I feel quite confident that Pineda didn’t craft his approach around the idea of having a good FIP, but it’s hard to get past just how much of his stature as the game’s most pressing contemporary mystery-wrapped enigma tumbles from the line of events that began when Voros McCracken questioned how much control pitchers exert over batted balls. Koehler, on the other hand, arrived on the contemporary scene with a modus operandi completely unsuited to win any sort of acclaim.

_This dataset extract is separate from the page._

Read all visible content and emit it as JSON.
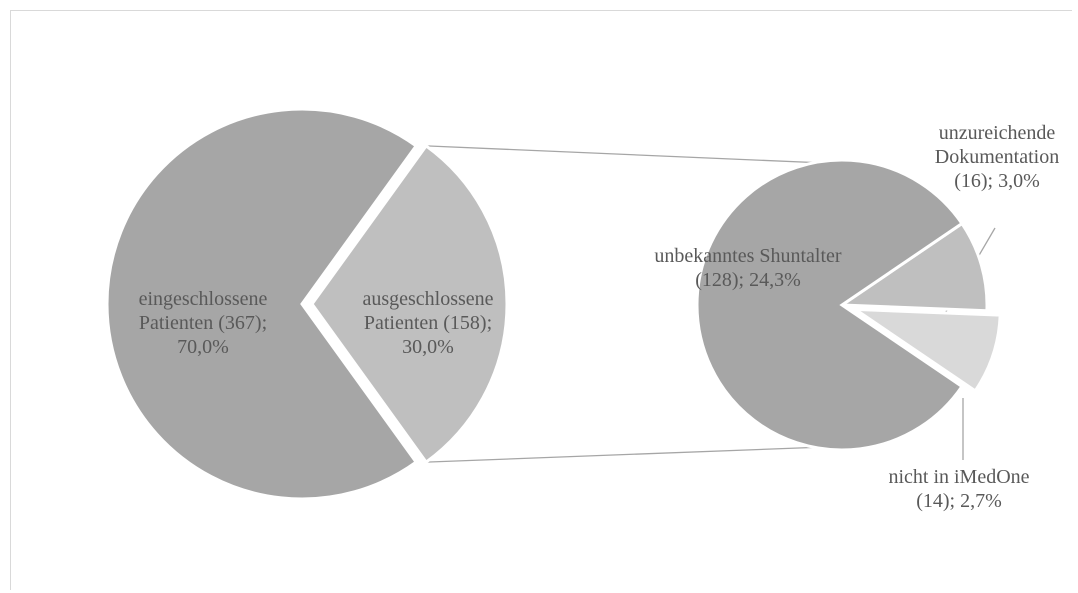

And so when we, statistically inclined baseball fans who have been pursuing greater understanding of the game, look at how Pineda and Koehler approach the simple quandary of a three-ball count, we have a reaction we cannot fully control. Pineda, in 134 applicable 2016 plate appearances, struck out 21 and walked 52, dogged in his pursuit of good counts and a low walk rate. Koehler, in 158 such plate appearances, struck out 23 and walked 75, declining to care about the walks (clearly), in hopes of not being crushed.
You have a reaction already. Remember it.
Pineda surrendered five homers, four doubles, and two triples, plus 14 singles.
Koehler allowed two homers and five doubles, plus 11 singles.
You may have jumped ahead, logically, to the conclusion that you thought this was moving toward: High expectations are hell. Pineda is what he is, yet he’s doomed to feel the flames of disappointment because of what we thought he was. That may actually be true, depressingly enough. But it’s not the point.
Those commercials, grating as they are, show a cold, calculated acceptance of the circumstances that brought them into existence. They can’t help but be aware of their tackiness, of the mud they are slinging at the 1995 or 2015 versions of their very own brand. And once that’s out in the open, it doesn’t matter. Whatever damage is done to the pristine perception of their reputation can be quickly outweighed by results—any results.
While Pineda’s insistence on pounding the zone is admirable in a vacuum, and capable of delivering intoxicating moments like Monday’s perfect game bid, it is ultimately a predictable model that doesn’t really work. The bottom line doesn’t cut it.
If we’ve learned anything over the past few years, it’s that contact is not a crapshoot.
Koehler doesn’t have nearly as much talent as Pineda, but he has made the ruthless, perhaps painful choice to cut his losses and force hitters to either make (relatively) bad contact or take a single base. He has acknowledged that a walk is sometimes a preferable outcome.
He’s made his slider and curveball more prominent pieces of his repertoire, and even added a few changeups to further push the fastball to the back burner when possible. He still gets into bad counts just about as often as any viable major-league starter, but in 2016 he stuck with his mix, for the most part, and managed to bring his strikeout rate up a tick, and push his home run rate below league average. Exit velocity numbers, by the way, back up the idea that he induced far, far weaker contact in those three-ball counts than Pineda.
Pineda doesn’t get into those bad counts nearly as often! He only has the slider to lean on, really, but it’s still a much better pitch than anything Koehler is breaking out. It’s all a very reasonable sales pitch. And yet …
Michael Pineda, 2016: 175 2/3 innings, 98 runs allowed.
Tom Koehler, 2016: 176 2/3 innings, 93 runs allowed.
Yes, yes, Koehler lords over a 10-gallon drum while Pineda tries to keep the ball in a sardine can, but it shouldn’t be this close. Your eyes can only deceive you so much. Eventually you begin to think that the off-brand might be on to something. Results, after all, are the name of this and many other games.
And at a certain point, everything is what it seems.